I didn’t know what to say. Knowing Cain could have been a threat, waiting around the corner this entire time sent a shiver down my spine. Once again, it showed me how naive I was when it came to magic.

“Anyway, I won’t bother you for much longer. I just wanted to come say goodbye. Freya and I are leaving together. We’re going to get out of your life and get our second chance. I hope you can understand our actions, and please don’t look for us. You won’t replace us, and it’ll just be a waste of your resources. I promise I will leave you to live your own life and won’t try to interfere anymore.”

I stared at Cain and knew what he was saying was true. He was no longer going to be a threat to me, but I didn’t know how I felt about it. I knew I didn’t want anything to do with him, but hearing he was going to just give up on me, hurt in a way I didn’t expect it to.

“You’re leaving? Just like that?”

Cain stepped forward, and I flinched as he approached. “I know I can change the things that I’ve done to you, but I’m hoping this helps.” He pressed a small glass bottle into my hand.

I looked down at it, feeling the cool, smooth glass against my skin. I looked back at Cain. “What is this?”

“It’s most of my magic.
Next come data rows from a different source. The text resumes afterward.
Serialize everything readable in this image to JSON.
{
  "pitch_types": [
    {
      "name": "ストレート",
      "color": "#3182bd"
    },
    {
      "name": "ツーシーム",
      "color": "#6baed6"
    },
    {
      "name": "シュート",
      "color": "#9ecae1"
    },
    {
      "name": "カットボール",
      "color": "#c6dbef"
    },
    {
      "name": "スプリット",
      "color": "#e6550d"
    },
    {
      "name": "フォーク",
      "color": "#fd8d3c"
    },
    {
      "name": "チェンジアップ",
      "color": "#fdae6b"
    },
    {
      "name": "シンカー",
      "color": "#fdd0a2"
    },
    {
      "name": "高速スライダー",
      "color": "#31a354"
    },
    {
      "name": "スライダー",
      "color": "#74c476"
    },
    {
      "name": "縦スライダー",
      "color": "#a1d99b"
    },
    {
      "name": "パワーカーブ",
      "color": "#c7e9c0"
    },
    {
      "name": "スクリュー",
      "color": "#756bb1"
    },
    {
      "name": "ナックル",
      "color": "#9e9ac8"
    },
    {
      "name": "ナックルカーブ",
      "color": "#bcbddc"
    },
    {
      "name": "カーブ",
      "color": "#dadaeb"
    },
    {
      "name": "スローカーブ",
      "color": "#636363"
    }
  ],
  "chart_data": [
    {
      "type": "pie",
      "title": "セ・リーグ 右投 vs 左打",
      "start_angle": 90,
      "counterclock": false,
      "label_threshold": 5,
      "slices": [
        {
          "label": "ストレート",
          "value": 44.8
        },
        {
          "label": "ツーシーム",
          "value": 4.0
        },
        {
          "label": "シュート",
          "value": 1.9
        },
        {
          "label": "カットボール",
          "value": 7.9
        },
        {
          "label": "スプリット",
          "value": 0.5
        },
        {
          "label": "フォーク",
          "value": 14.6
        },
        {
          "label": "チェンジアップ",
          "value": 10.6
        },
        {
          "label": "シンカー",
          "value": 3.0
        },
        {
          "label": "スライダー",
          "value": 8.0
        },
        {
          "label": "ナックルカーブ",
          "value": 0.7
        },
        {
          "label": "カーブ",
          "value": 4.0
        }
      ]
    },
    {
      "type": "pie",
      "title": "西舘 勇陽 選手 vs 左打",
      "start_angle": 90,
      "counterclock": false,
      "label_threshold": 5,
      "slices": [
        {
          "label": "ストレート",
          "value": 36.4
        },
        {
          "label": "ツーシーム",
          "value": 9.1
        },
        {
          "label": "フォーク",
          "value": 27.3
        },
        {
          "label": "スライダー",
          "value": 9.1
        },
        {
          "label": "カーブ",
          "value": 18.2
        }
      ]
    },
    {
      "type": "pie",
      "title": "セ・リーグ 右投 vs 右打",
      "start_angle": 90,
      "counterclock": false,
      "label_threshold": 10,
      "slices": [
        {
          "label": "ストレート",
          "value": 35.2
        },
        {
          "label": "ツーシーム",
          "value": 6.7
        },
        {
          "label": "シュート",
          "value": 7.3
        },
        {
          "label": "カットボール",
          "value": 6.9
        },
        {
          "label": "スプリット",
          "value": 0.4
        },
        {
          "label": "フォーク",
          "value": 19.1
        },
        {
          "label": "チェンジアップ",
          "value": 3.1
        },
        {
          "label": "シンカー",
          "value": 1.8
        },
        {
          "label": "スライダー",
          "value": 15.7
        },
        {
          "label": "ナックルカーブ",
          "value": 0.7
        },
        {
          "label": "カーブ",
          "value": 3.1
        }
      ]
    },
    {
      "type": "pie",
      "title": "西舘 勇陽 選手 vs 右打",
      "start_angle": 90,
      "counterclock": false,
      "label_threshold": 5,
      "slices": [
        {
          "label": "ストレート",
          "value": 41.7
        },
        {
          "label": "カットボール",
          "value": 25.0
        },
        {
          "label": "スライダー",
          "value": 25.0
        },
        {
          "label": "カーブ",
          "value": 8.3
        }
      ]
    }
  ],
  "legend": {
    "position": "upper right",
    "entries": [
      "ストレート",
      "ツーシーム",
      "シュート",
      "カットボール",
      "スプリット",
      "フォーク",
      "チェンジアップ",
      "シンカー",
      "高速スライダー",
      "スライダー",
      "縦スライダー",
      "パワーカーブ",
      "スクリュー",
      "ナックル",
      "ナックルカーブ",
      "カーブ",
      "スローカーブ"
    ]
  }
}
I don’t need it where I’m going, but you’ll need it to fight the council. Just open the bottle and breathe in the magic, and your body will absorb it.”

I stood there, slack- jawed, unsure of what to say to this. This couldn’t be real. Cain was trying to tear my life apart. Why would he just give me his magic?

“Good bye, Adira. I wish you luck with your ventures.” Cain turned out of my head, leaving me completely speechless.